Petit Emile disparu: le maire bloque l’accès au village par arrêté
François Balique, l'édile du Vernet, bourgade où le jeune Emile a mystérieusement disparu il y a environ une semaine, a émis une ordonnance bloquant l'entrée sur le territoire de la municipalité.
Il est depuis presque une semaine que le petit Emile, âgé de deux ans et demi, a disparu sans laisser de trace dans le village du Vernet, situé dans le département des Alpes-de-Haute-Provence. La date de sa disparition remonte au 8 juillet 2023. Malgré une mobilisation de grande envergure et trois jours de recherches intensives dans le secteur, aucun indice n’a permis de lever le voile sur ce mystère.
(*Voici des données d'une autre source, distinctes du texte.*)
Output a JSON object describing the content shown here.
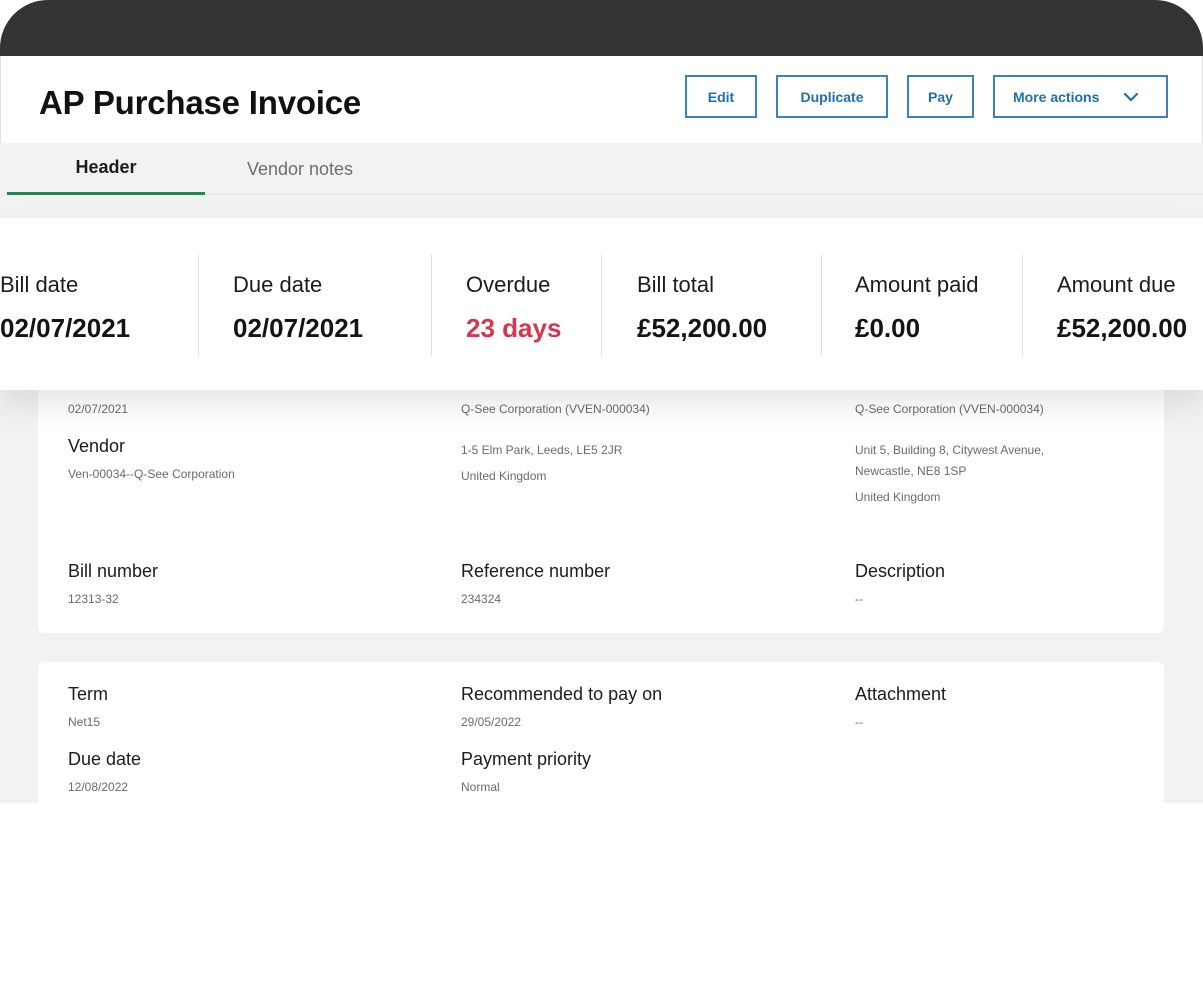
{
  "page": {
    "title": "AP Purchase Invoice"
  },
  "toolbar": {
    "edit_label": "Edit",
    "duplicate_label": "Duplicate",
    "pay_label": "Pay",
    "more_actions_label": "More actions",
    "more_actions_icon": "chevron-down-icon"
  },
  "tabs": [
    {
      "label": "Header",
      "active": true
    },
    {
      "label": "Vendor notes",
      "active": false
    }
  ],
  "summary": [
    {
      "label": "Bill date",
      "value": "02/07/2021"
    },
    {
      "label": "Due date",
      "value": "02/07/2021"
    },
    {
      "label": "Overdue",
      "value": "23 days"
    },
    {
      "label": "Bill total",
      "value": "£52,200.00"
    },
    {
      "label": "Amount paid",
      "value": "£0.00"
    },
    {
      "label": "Amount due",
      "value": "£52,200.00"
    }
  ],
  "details": {
    "bill_date_value": "02/07/2021",
    "vendor_label": "Vendor",
    "vendor_value": "Ven-00034--Q-See Corporation",
    "pay_to": {
      "name": "Q-See Corporation (VVEN-000034)",
      "address_line": "1-5 Elm Park, Leeds, LE5 2JR",
      "country": "United Kingdom"
    },
    "return_to": {
      "name": "Q-See Corporation (VVEN-000034)",
      "address_line1": "Unit 5, Building 8, Citywest Avenue,",
      "address_line2": "Newcastle, NE8 1SP",
      "country": "United Kingdom"
    },
    "bill_number_label": "Bill number",
    "bill_number_value": "12313-32",
    "reference_number_label": "Reference number",
    "reference_number_value": "234324",
    "description_label": "Description",
    "description_value": "--"
  },
  "terms": {
    "term_label": "Term",
    "term_value": "Net15",
    "due_date_label": "Due date",
    "due_date_value": "12/08/2022",
    "recommended_label": "Recommended to pay on",
    "recommended_value": "29/05/2022",
    "priority_label": "Payment priority",
    "priority_value": "Normal",
    "attachment_label": "Attachment",
    "attachment_value": "--"
  },
  "colors": {
    "accent_green": "#1f8a4c",
    "overdue_red": "#d4374f",
    "button_blue": "#1f6fae",
    "device_frame": "#333333"
  }
}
Face à cette situation préoccupante, le maire du Vernet, François Balique, a pris la décision de protéger sa commune et ses administrés.
Interdiction d’accès aux non-résidents
Le vendredi 14 juillet 2023, lors d’une conférence de presse tenue dans la matinée, François Balique a révélé avoir pris un arrêté « qui interdit tout accès à toute personne au Vernet ». Dès lors, seuls les résidents de la commune, qui se trouve à une trentaine de kilomètres au nord-est de Digne-Les-Bains, pourront y accéder.
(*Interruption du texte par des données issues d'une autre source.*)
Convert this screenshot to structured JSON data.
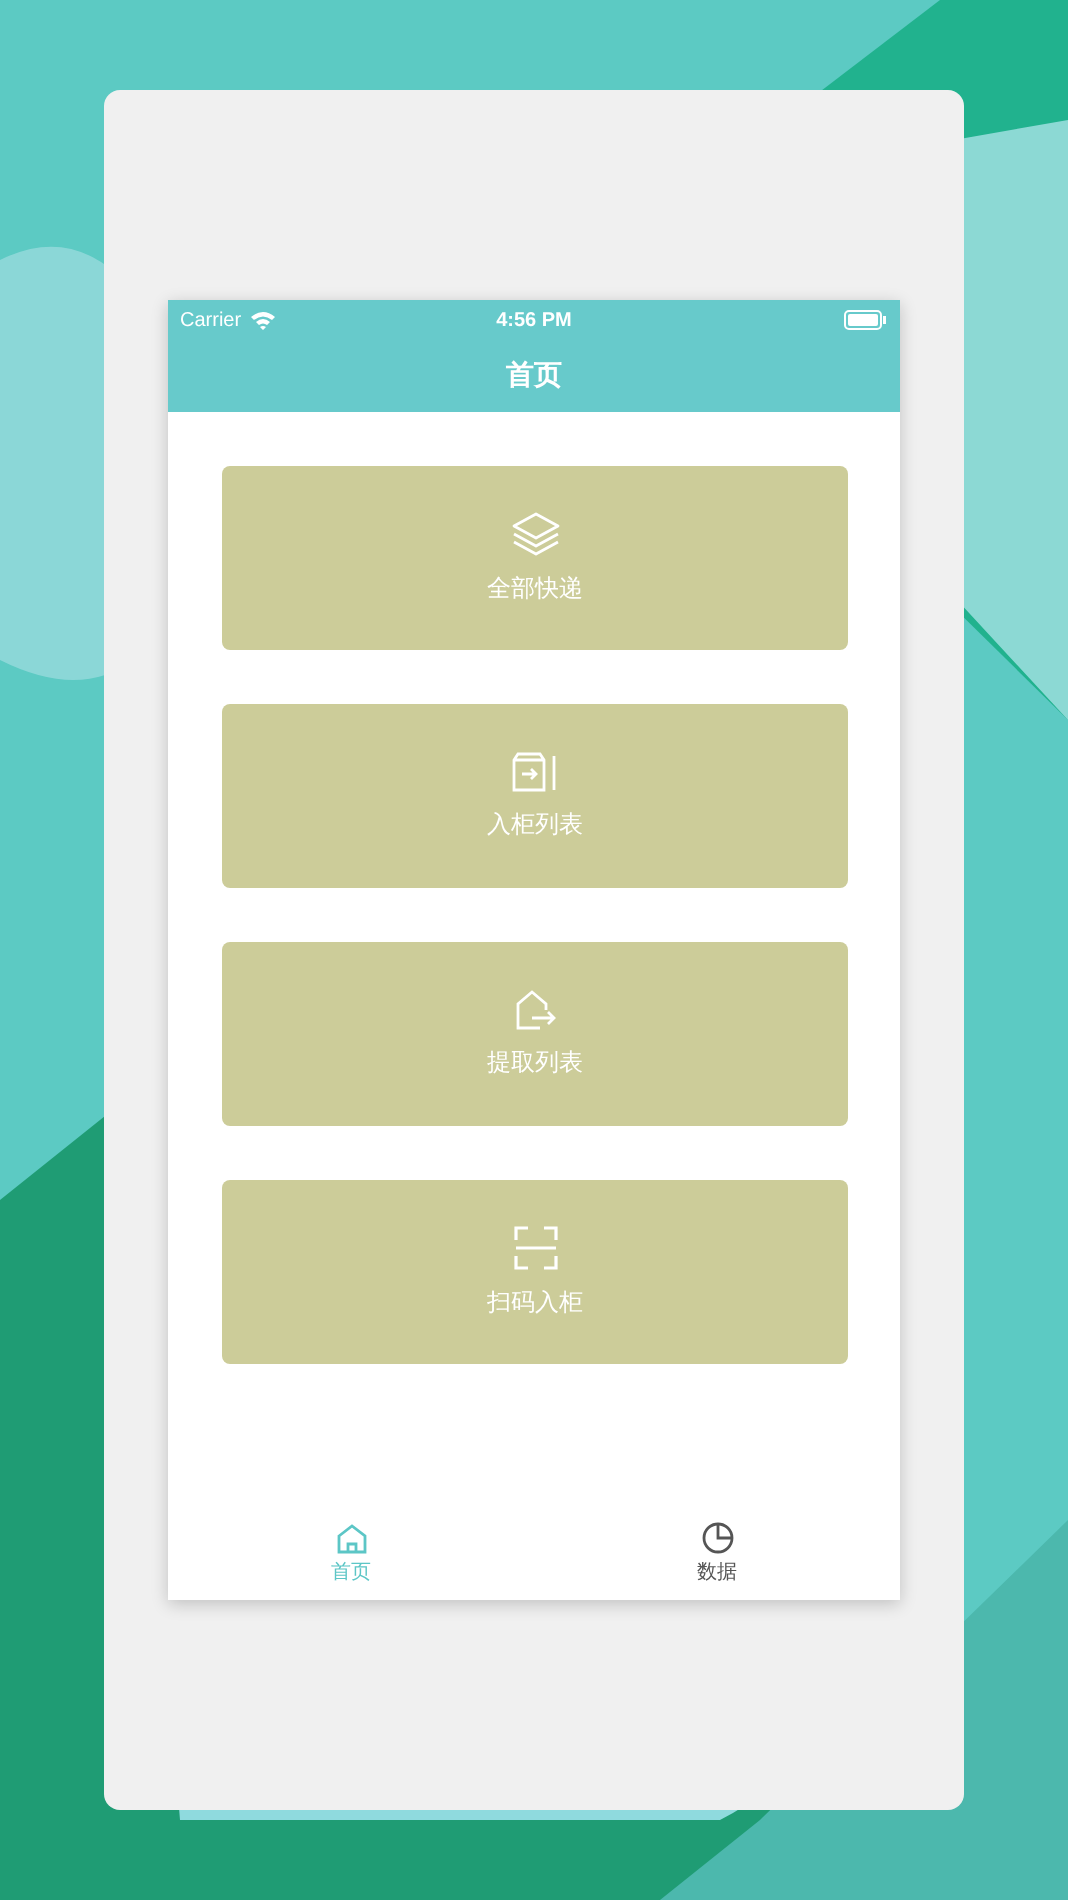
{
  "status_bar": {
    "carrier": "Carrier",
    "time": "4:56 PM"
  },
  "nav_bar": {
    "title": "首页"
  },
  "menu": [
    {
      "label": "全部快递"
    },
    {
      "label": "入柜列表"
    },
    {
      "label": "提取列表"
    },
    {
      "label": "扫码入柜"
    }
  ],
  "tab_bar": [
    {
      "label": "首页",
      "selected": true
    },
    {
      "label": "数据",
      "selected": false
    }
  ]
}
Prévention d’un tourisme malveillant
L’objectif de cet arrêté est principalement de prévenir un tourisme « malveillant » et indécent, alors que le jeune garçon est toujours introuvable. « La famille est effondrée », a confié le maire du Vernet à BFMTV, soulignant que tout le village vit dans l’incertitude, l’interrogation et l’anxiété. « J’appelle la population à ne pas venir au Vernet, ça ne sert à rien », a fait savoir François Balique, maire du Vernet. Cet arrêté municipal restera en vigueur jusqu’au lundi 17 juillet 2023.
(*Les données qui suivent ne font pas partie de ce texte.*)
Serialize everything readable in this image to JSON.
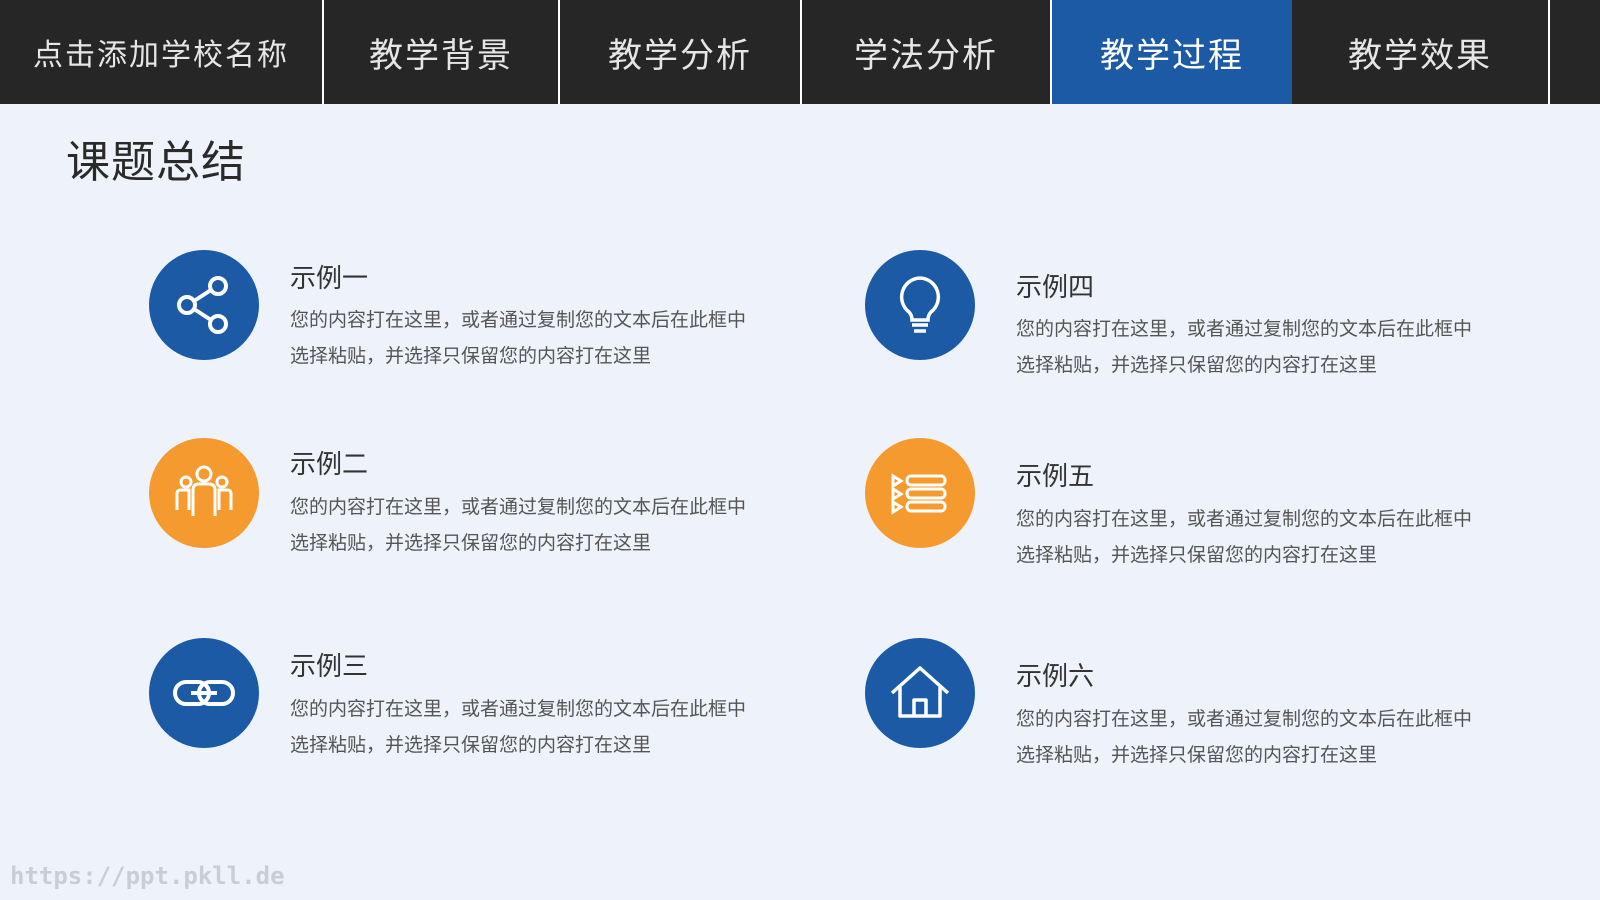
{
  "nav": {
    "school": "点击添加学校名称",
    "tabs": [
      "教学背景",
      "教学分析",
      "学法分析",
      "教学过程",
      "教学效果"
    ],
    "active_tab": "教学过程"
  },
  "page_title": "课题总结",
  "desc_text": "您的内容打在这里，或者通过复制您的文本后在此框中选择粘贴，并选择只保留您的内容打在这里",
  "items": [
    {
      "title": "示例一",
      "desc": "您的内容打在这里，或者通过复制您的文本后在此框中选择粘贴，并选择只保留您的内容打在这里",
      "icon": "share-icon",
      "color": "#1c5aa6"
    },
    {
      "title": "示例二",
      "desc": "您的内容打在这里，或者通过复制您的文本后在此框中选择粘贴，并选择只保留您的内容打在这里",
      "icon": "team-icon",
      "color": "#f59a2e"
    },
    {
      "title": "示例三",
      "desc": "您的内容打在这里，或者通过复制您的文本后在此框中选择粘贴，并选择只保留您的内容打在这里",
      "icon": "link-icon",
      "color": "#1c5aa6"
    },
    {
      "title": "示例四",
      "desc": "您的内容打在这里，或者通过复制您的文本后在此框中选择粘贴，并选择只保留您的内容打在这里",
      "icon": "lightbulb-icon",
      "color": "#1c5aa6"
    },
    {
      "title": "示例五",
      "desc": "您的内容打在这里，或者通过复制您的文本后在此框中选择粘贴，并选择只保留您的内容打在这里",
      "icon": "list-icon",
      "color": "#f59a2e"
    },
    {
      "title": "示例六",
      "desc": "您的内容打在这里，或者通过复制您的文本后在此框中选择粘贴，并选择只保留您的内容打在这里",
      "icon": "home-icon",
      "color": "#1c5aa6"
    }
  ],
  "watermark": "https://ppt.pkll.de"
}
Fin des opérations de recherche
La veille, Rémy Avon, procureur de la République de Digne-les-Bains, avait annoncé à directs.fr la fin des opérations de recherche dans le secteur du Haut-Vernet, après un dernier effort pour retrouver le petit Emile. « Ces opérations n’ont pas permis de découvrir de nouveaux éléments », a regretté le magistrat, malgré le déploiement exceptionnel des forces de gendarmerie et la mobilisation de 800 bénévoles pendant deux jours. Désormais, l’enquête judiciaire est entre les mains des militaires. 25 d’entre eux sont spécifiquement affectés à la cellule nationale d’investigation.